Si può infatti ricorrere, per esempio e in relazione al tema che ci interessa, a un paradigma etico fondato sull’utilitarismo, sul giusnaturalismo, sul concetto di benevolenza e compassione, ma il modello più adeguato, a mio avviso, è quello che si fonda sul principio di responsabilità e di rispetto.
Soltanto su questa base, infatti, è possibile confutare, in modo convincente, gli aspetti più degenerativi dei due atteggiamenti decisivi che stanno alla base dello sfruttamento animale, cioè l’antropocentrismo e lo specismo, secondo cui l’animale non umano ha rilevanza morale solo in rapporto a interessi, bisogni e desideri dell’animale umano, ha cioè solo un valore strumentale.
Nella sua forma più benevola, questo atteggiamento consente d’intendere gli animali non umani come “destinatari di doveri” da parte dell’uomo, e non come “titolari” di veri e propri “diritti”.
Oppure, come titolari di diritti indiretti (cioè in funzione degli interessi umani) e non diretti, che appartengono soltanto agli esseri aventi valore intrinseco, in sé, inerente.
Qui, la lezione di Kant è stata decisiva: soltanto la persona umana è un “fine” in sé, titolare di veri “diritti” e degna di “rispetto”.
In effetti, l’animale può essere soltanto un “paziente” e non un “agente” morale perché, a differenza dell’uomo, non si può considerare né moralmente né giuridicamente “responsabile” di ciò che fa.
Si tratta però di non contrapporre le due nozioni come se si escludessero a vicenda, mentre possono benissimo e anzi devono stare insieme: l’attuale spietata strumentalizzazione dell’animale può cessare solo se si perviene a considerarlo, contemporaneamente, titolare di diritti (alcuni: non possiamo attribuirgli, per esempio, il diritto di votare) in quanto “soggetto di una vita”, secondo la felice definizione di Tom Regan, e destinatario di doveri da parte dell’uomo.
Sono titolari, appunto, come pazienti e non come agenti morali.
Si tratta, in altri termini, di coltivare un antropocentrismo etico e non ontologico, in cui la superiorità dell’uomo sia determinata dalla sua capacità di responsabilità e rispetto, e non dal suo mero essere, da una sua presunta natura.
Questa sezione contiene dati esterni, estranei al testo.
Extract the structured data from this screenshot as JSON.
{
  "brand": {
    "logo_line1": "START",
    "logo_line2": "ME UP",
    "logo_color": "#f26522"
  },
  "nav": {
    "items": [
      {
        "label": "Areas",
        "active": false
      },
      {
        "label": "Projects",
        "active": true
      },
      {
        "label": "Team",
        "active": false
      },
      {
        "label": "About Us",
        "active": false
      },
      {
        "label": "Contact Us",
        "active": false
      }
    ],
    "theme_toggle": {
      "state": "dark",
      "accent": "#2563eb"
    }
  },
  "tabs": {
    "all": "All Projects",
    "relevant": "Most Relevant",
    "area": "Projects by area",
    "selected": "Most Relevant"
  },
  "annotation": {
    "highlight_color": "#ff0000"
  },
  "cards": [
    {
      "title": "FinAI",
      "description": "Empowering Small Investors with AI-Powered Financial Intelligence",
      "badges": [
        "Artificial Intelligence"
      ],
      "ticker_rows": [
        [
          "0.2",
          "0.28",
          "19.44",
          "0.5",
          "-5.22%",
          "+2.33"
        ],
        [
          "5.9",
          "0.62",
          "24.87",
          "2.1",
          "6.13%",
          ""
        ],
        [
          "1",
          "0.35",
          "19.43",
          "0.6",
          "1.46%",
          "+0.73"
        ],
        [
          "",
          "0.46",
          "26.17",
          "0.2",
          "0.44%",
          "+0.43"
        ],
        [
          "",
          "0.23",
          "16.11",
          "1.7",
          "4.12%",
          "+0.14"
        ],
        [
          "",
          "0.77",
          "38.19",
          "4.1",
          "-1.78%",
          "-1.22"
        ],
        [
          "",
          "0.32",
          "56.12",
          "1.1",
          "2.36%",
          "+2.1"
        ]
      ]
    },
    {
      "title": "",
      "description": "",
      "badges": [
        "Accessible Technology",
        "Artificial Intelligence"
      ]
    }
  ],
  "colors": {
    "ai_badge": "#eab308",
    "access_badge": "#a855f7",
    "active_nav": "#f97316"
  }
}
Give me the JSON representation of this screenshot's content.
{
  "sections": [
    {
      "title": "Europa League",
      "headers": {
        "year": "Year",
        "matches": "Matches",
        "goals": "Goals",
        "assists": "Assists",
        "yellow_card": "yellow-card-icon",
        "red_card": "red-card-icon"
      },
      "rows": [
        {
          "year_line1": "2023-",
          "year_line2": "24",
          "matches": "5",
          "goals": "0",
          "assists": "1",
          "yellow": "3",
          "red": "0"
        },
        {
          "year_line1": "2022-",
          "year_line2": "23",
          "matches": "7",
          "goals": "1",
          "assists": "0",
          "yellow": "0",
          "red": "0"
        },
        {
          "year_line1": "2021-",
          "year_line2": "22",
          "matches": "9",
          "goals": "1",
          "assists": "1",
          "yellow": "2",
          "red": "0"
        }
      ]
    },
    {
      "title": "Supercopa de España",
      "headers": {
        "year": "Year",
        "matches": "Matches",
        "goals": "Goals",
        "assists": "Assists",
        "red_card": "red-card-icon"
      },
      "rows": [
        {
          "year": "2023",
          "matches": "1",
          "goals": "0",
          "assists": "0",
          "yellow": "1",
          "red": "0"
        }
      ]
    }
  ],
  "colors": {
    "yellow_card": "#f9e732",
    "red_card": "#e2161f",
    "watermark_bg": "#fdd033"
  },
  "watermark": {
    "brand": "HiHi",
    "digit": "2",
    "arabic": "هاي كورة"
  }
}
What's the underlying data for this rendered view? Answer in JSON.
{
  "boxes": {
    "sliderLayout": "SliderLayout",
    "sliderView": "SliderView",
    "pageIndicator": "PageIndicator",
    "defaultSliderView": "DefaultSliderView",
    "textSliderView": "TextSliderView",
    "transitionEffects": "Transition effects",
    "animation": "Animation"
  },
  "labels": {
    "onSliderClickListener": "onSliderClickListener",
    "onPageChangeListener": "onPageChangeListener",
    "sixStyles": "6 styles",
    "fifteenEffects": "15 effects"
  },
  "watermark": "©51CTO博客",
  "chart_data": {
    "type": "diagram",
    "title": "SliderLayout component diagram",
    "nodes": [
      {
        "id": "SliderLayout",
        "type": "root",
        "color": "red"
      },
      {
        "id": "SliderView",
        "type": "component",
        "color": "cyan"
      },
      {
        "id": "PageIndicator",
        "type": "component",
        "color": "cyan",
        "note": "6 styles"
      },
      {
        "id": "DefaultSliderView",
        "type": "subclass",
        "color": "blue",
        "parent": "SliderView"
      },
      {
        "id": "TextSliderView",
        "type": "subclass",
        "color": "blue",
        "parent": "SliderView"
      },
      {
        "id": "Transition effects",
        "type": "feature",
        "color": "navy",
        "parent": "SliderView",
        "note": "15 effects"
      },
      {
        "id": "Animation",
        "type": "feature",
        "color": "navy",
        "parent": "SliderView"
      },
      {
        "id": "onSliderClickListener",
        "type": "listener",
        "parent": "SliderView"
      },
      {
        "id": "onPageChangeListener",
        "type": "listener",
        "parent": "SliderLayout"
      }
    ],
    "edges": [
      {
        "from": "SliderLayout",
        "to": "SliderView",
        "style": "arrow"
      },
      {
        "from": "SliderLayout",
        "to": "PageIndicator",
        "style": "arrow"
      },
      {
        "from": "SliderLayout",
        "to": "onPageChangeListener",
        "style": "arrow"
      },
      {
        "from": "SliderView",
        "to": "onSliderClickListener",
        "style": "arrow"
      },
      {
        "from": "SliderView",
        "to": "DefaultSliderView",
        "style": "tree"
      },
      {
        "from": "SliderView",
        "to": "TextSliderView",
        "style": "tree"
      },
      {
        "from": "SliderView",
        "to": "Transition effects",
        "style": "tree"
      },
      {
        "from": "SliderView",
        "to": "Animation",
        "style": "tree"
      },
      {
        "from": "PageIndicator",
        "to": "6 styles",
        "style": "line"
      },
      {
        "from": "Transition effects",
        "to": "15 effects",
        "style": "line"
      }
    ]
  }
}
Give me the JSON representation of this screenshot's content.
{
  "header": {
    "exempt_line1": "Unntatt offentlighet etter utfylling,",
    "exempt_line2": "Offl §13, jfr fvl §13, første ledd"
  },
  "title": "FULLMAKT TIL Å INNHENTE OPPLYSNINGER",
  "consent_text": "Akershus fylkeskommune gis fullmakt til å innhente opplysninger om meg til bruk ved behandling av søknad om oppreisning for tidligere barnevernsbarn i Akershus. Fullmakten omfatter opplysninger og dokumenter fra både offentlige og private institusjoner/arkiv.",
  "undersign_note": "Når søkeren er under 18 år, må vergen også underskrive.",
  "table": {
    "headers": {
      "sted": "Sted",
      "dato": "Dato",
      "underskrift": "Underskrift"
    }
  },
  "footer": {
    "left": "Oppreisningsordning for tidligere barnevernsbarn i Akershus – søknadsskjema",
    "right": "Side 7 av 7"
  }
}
In realtà, se proprio si vuole usare il termine “natura”, l’uomo sembra piuttosto un animale inferiore, essendo caratterizzato, come afferma Nietzsche in un celebre aforisma di “Al di là dl bene e del male”, da una carenza fondamentale: si può definire infatti come “l’animale non stabilizzato” che si determina in virtù della sua cultura e quindi, sempre, in modo provvisorio.
Ma l’uomo è anche l’animale più potente, che può correggere le tentazioni dispotiche della ragione calcolante solo ricorrendo alla regola d’oro, che impone di non fare agli altri ciò che non si vuole sia fatto a se stessi.
La questione di fondo, perciò, consiste nello stabilire quale forma di antropocentrismo s’intende adottare, come guida di una pratica di vita logicamente coerente ed eticamente giusta.
La nozione di “giustizia interspecifica”, infatti, diventa decisiva, cioè va assunta come guida e filo conduttore sia nel porre le domande rilevanti sia nel trovare le conseguenti risposte più convincenti, alla luce del principio responsabilità che caratterizza propriamente l’umano.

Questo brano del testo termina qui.